I cantieri dello stadio dovrebbero concludersi nel 2023 ed altri sono stati aperti in tutto il territorio nazionale, perché le compagnie cinesi hanno letteralmente invaso la Bielorussia e ne stanno riscrivendo l’intera mappa urbana e la rete infrastrutturale, edificando e/o rinnovando strade, ospedali, dormitori, complessi abitativi, parchi, ferrovie e interi quartieri.

Il più importante dei progetti di Pechino nel Paese non sarà il maxi-stadio di Minsk, ma il parco industriale Cina-Bielorussia, anche conosciuto come il China-Belarus Great Stone Industrial Park.
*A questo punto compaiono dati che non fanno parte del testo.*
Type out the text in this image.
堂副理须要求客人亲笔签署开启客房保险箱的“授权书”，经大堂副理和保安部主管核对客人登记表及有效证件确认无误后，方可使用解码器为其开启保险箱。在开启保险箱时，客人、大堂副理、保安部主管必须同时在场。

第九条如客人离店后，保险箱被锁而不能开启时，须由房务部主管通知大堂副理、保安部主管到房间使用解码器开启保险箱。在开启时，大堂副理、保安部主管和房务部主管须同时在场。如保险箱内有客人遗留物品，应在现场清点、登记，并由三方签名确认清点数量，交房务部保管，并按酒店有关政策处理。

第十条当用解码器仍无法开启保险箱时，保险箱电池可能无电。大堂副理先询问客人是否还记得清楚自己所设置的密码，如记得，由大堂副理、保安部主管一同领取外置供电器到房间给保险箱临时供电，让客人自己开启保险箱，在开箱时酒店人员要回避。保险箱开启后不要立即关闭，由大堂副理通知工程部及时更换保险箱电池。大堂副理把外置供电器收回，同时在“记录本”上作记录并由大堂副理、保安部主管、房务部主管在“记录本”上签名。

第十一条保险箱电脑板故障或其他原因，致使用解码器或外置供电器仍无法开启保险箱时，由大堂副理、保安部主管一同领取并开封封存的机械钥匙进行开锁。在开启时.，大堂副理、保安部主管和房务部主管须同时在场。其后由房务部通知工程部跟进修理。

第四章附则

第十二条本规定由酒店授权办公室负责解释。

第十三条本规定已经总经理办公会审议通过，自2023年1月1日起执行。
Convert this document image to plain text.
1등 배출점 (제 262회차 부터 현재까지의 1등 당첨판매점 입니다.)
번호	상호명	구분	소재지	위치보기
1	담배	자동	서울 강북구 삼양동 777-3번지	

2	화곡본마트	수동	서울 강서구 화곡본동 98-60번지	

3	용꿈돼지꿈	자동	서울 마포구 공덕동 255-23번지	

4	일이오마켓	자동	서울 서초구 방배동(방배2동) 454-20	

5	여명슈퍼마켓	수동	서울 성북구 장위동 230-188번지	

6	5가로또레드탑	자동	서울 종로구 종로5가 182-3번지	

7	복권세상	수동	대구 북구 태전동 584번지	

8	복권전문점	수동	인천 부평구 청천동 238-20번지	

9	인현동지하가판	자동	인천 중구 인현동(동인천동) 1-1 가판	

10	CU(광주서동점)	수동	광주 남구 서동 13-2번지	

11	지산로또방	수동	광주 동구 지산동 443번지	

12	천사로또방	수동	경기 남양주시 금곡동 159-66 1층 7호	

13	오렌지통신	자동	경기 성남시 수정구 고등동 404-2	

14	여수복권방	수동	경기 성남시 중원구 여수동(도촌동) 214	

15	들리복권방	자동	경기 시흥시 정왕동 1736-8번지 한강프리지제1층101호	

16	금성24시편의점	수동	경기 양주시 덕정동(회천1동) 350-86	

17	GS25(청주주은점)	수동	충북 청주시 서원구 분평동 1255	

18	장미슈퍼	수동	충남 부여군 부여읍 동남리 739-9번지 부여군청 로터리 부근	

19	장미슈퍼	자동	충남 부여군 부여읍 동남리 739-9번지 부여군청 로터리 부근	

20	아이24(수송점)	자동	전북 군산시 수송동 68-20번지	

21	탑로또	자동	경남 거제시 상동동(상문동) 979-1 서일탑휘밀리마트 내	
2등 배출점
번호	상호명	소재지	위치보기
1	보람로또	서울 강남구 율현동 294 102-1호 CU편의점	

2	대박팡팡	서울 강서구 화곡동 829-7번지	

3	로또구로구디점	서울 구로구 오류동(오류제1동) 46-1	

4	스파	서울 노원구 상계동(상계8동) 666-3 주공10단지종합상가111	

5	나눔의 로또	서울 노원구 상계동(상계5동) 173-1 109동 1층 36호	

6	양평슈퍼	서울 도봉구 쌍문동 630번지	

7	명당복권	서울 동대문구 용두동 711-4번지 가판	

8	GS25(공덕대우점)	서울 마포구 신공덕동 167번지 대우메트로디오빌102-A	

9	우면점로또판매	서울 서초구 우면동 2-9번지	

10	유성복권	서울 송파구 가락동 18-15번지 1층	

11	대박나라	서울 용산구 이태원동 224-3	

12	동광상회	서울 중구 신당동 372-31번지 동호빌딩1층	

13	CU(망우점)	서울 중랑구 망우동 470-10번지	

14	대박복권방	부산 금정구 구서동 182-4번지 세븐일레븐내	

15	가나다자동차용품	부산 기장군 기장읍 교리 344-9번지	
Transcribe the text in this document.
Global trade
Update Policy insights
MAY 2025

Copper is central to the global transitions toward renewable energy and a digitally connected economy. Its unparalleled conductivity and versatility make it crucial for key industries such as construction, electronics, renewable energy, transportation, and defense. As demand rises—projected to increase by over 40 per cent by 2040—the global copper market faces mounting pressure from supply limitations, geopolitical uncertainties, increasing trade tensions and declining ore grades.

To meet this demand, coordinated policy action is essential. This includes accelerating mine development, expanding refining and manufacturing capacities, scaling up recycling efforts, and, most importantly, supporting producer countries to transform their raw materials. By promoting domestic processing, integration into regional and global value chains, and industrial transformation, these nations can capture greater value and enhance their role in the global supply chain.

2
Esteso su una superficie di 112 chilometri quadrati e geostrategicamente posizionato tra Minsk, l’aeroporto internazionale e l’autostrada Mosca-Berlino, il parco è stato progettato per diventare la centrale elettrica dell’economia nazionale, la Silicon Valley dell’Europa Orientale, e su di esso sarà in vigore un regime economico speciale, funzionale all’attrazione di investimenti e cervelli da tutto il mondo.

Si tratta del singolo progetto più costoso che le banche cinesi abbiano mai finanziato all’estero: fino ad oggi sono stati messi a disposizione cinque miliardi di dollari. I dettagli dell’accordo sulla costruzione e sulla gestione della zona economica speciale sono stati studiati in maniera tale da consentire a Pechino un ritorno economico elevato, costante e spalmato nel lunghissimo termine.

Le corporazioni cinesi che scelgono di delocalizzare le proprie attività nel parco godono di numerosi diritti, fra i quali un’esenzione dal pagamento delle tasse pluridecennale, la possibilità di acquistare porzioni di terreno, esercitando su di essi una proprietà privata esclusiva, e di affittarle con contratti di durata quasi centennale. Il regime fiscale estremamente morbido ha già attratto le prime multinazionali, come Huawei e ZTE, che hanno costruito dei centri di ricerca e sviluppo.

Il 2018 è stato l’anno più intenso dal punto di vista della collaborazione bilaterale. I due governi hanno siglato degli accordi di cooperazione nei campi dell’economia, della tecnologia, della scienza, della cultura, della difesa e della sicurezza, è entrato in vigore un regime di liberalizzazione dei visti per favorire il turismo, e sono stati implementati i primi programmi di scambio studenteschi, linguistici e culturali.

Quello stesso anno, inoltre, hanno avuto luogo altri tre eventi significativi: Pechino è diventata il terzo partner commerciale di Minsk, delle truppe cinesi hanno sfilato per la prima volta durante la Giornata dell’Indipendenza della Bielorussia, e nel corso di un discorso alla nazione Lukashenko aveva proclamato la Cina “un partner strategico allo stesso livello della Russia”.

Prima di Euromaidan, attaccando Minsk sarebbe stato inflitto un colpo esiziale soltanto a Mosca ma oggi, paradossalmente, i danni più gravi potrebbe subirli Pechino, perché se un nuovo esecutivo filo-occidentale dovesse estromettere le banche e le imprese cinesi dal Paese, e agire sul parco industriale, l’improvvisa perdita dei miliardi di dollari investiti sarebbe la potenziale fonte di bancarotta per tutti gli attori coinvolti.